‘Justice was served’: Ex-Commonwealth rep pleads guilty to $3.7M fraud
A former Commonwealth Financial Network advisor allegedly steered millions of dollars from clients to himself over 20 years of deception in a practice near the firm’s headquarters.
Gerald A. Eaton forged signatures, made false representations to Commonwealth and insurance companies and even used an account under his wife’s first name and a fake last name to steal $3.7 million from at least 15 clients, according to the Massachusetts U.S. Attorney’s office.
Eaton, 51, pleaded guilty to three felony fraud charges on Sept. 30.
Eaton “liquidated securities, as well as insurance policies, annuities and other insurance vehicles in client accounts, for the purpose of misappropriating the proceeds to his own personal use,” such as credit card payments and a home equity line of credit, according to the federal criminal information document filed by prosecutors.
“Each such sale was deceptive,” the document continues, “because it was neither authorized by, nor disclosed to, Eaton’s clients, was not for their benefit, and was done with the intention of converting the money to Eaton’s own use.”
Eaton’s attorneys didn’t respond to a request for comment on the allegations. In a Sept. 1 letter to his lawyers, federal prosecutors stated that Eaton’s offense level for sentencing purposes will be lower because he “accepted responsibility” for his crimes.
Commonwealth terminated him in October 2019 after nearly 25 years with the firm due to allegations of forgery and “wrongful taking of property,” according to FINRA BrokerCheck. Commonwealth says that upon learning of the conduct, the firm fired Eaton immediately, alerted the U.S. Attorney’s office and worked closely with investigators in the case.
“Justice was served when Mr. Eaton admitted to his immoral and criminal behavior in court and pleaded guilty to the charges,” CEO Wayne Bloom said in a statement. “Commonwealth stands firm in its belief that financial advisors should be held to a high standard of trust, and will continually work to protect investor assets.”
Eaton’s Boston-area practice, Heritage Financial Group, was located in Acton, Massachusetts, which is roughly a half-hour drive to Commonwealth’s headquarters in Waltham. He earned a CFP certification and had built the practice to roughly 200 clients after nearly three decades in the industry, according to the charging document.
The long-running scheme often victimized seniors or clients in poor mental or physical health, investigators say. In one example alleged in the criminal information document, Eaton transferred an annuity worth $68,000 to an account in his wife’s name by forging her signature and that of the victim, an elderly man, while falsely representing to the issuer that she was the client’s granddaughter.

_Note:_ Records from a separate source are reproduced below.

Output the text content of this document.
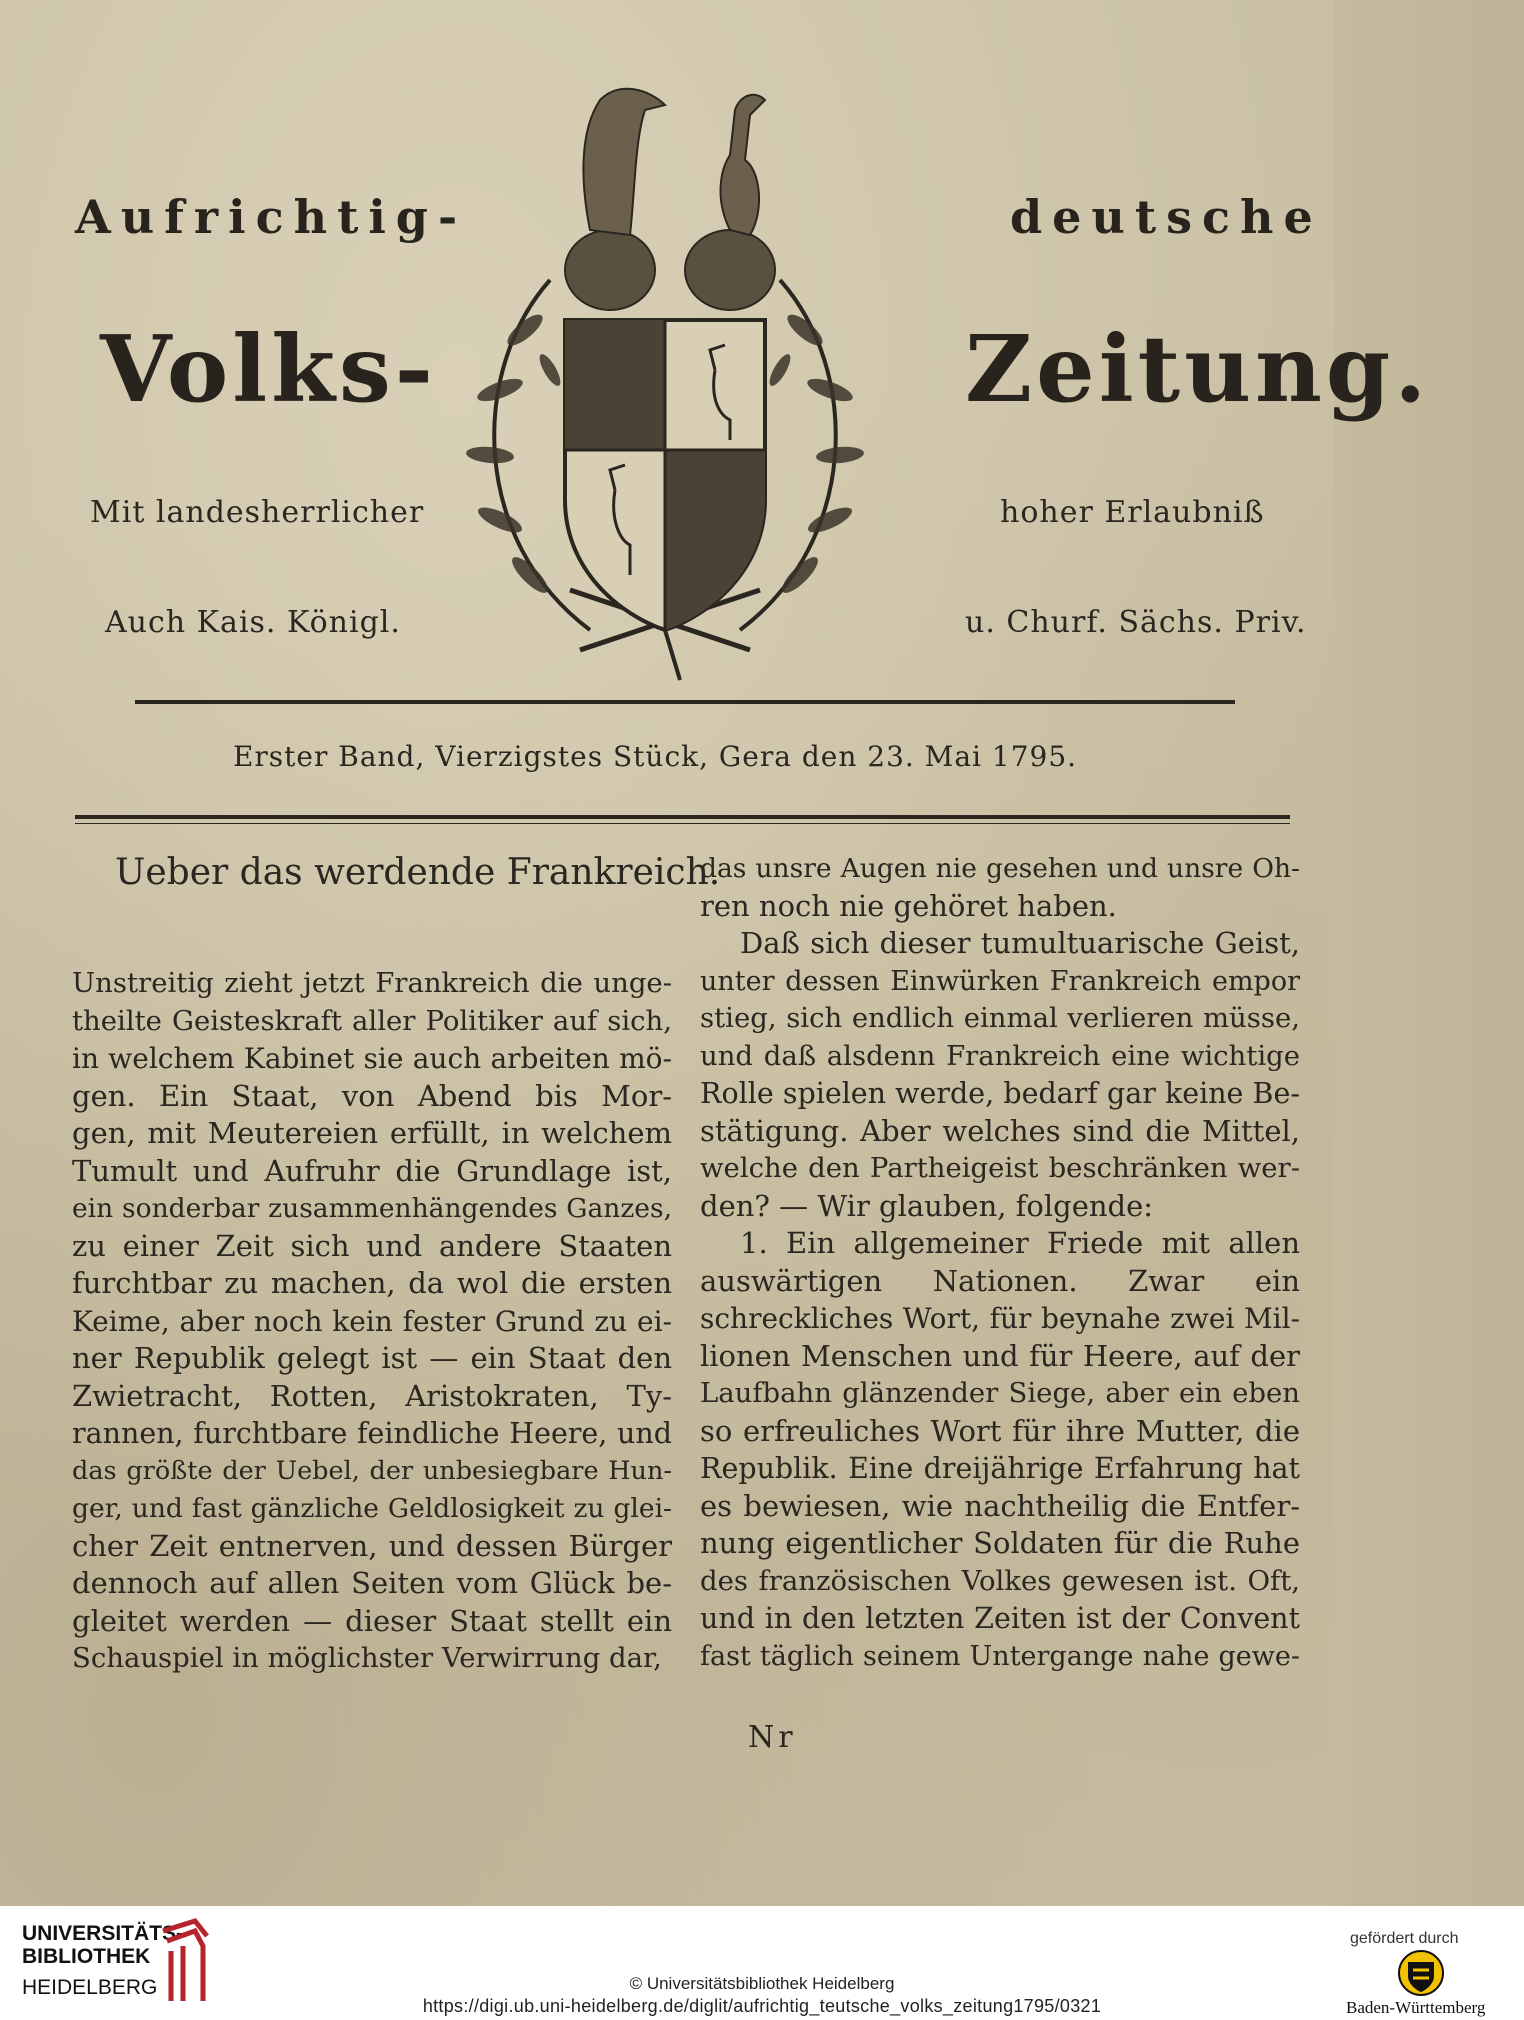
Aufrichtig-	deutsche
Volks-	Zeitung.
Mit landesherrlicher	hoher Erlaubniß
Auch Kais. Königl.	u. Churf. Sächs. Priv.
Erster Band, Vierzigstes Stück, Gera den 23. Mai 1795.
Ueber das werdende Frankreich.

Unstreitig zieht jetzt Frankreich die unge-

theilte Geisteskraft aller Politiker auf sich,

in welchem Kabinet sie auch arbeiten mö-

gen. Ein Staat, von Abend bis Mor-

gen, mit Meutereien erfüllt, in welchem

Tumult und Aufruhr die Grundlage ist,

ein sonderbar zusammenhängendes Ganzes,

zu einer Zeit sich und andere Staaten

furchtbar zu machen, da wol die ersten

Keime, aber noch kein fester Grund zu ei-

ner Republik gelegt ist — ein Staat den

Zwietracht, Rotten, Aristokraten, Ty-

rannen, furchtbare feindliche Heere, und

das größte der Uebel, der unbesiegbare Hun-

ger, und fast gänzliche Geldlosigkeit zu glei-

cher Zeit entnerven, und dessen Bürger

dennoch auf allen Seiten vom Glück be-

gleitet werden — dieser Staat stellt ein

Schauspiel in möglichster Verwirrung dar,

das unsre Augen nie gesehen und unsre Oh-

ren noch nie gehöret haben.

Daß sich dieser tumultuarische Geist,

unter dessen Einwürken Frankreich empor

stieg, sich endlich einmal verlieren müsse,

und daß alsdenn Frankreich eine wichtige

Rolle spielen werde, bedarf gar keine Be-

stätigung. Aber welches sind die Mittel,

welche den Partheigeist beschränken wer-

den? — Wir glauben, folgende:

1. Ein allgemeiner Friede mit allen

auswärtigen Nationen. Zwar ein

schreckliches Wort, für beynahe zwei Mil-

lionen Menschen und für Heere, auf der

Laufbahn glänzender Siege, aber ein eben

so erfreuliches Wort für ihre Mutter, die

Republik. Eine dreijährige Erfahrung hat

es bewiesen, wie nachtheilig die Entfer-

nung eigentlicher Soldaten für die Ruhe

des französischen Volkes gewesen ist. Oft,

und in den letzten Zeiten ist der Convent

fast täglich seinem Untergange nahe gewe-

Nr
UNIVERSITÄTS-
BIBLIOTHEK
HEIDELBERG	© Universitätsbibliothek Heidelberg
https://digi.ub.uni-heidelberg.de/diglit/aufrichtig_teutsche_volks_zeitung1795/0321
gefördert durch
Baden-Württemberg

He also transferred an elderly woman’s $550,000 investment account to one he set up under the made-up name of “Gaton,” according to investigators. To do so, he simply represented the incoming shares as a gift from the victim, investigators say.
Eaton pleaded guilty last month to wire fraud, mail fraud and aggravated identity theft. The SEC barred Eaton last month and FINRA barred him in November 2019 after his termination from Commonwealth.

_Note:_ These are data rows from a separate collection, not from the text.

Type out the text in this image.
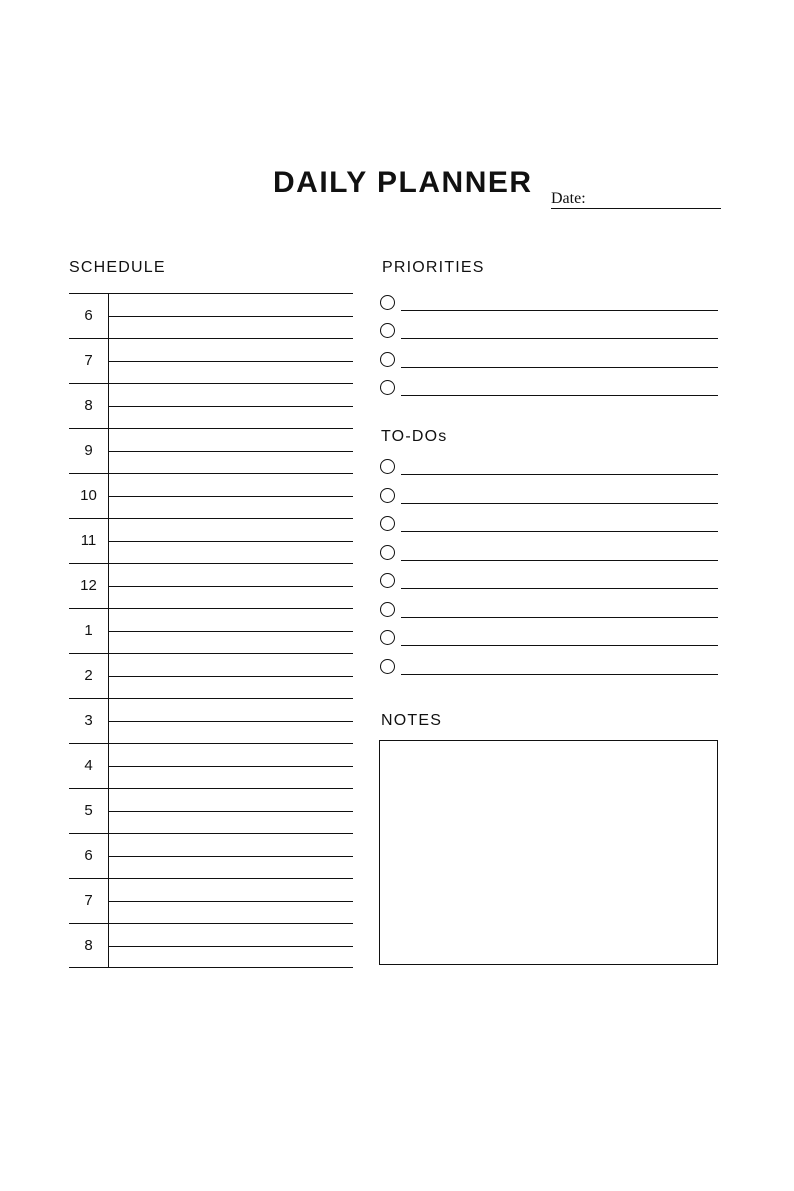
DAILY PLANNER Date:
SCHEDULE
6
7
8
9
10
11
12
1
2
3
4
5
6
7
8
PRIORITIES
TO-DOs
NOTES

In the letter to Eaton’s attorneys, federal prosecutors wrote that the “loss attributable to identifiable victims” is $3.78 million but that additional theft that isn’t attributable to specific victims would likely push the total above $6 million.
The guilty plea requires Eaton to pay restitution to the known victims, and authorities will create a listing of them ahead of Eaton’s Jan. 26 sentencing hearing. He’ll also have to forfeit assets if he can’t pay the victims, according to the court documents.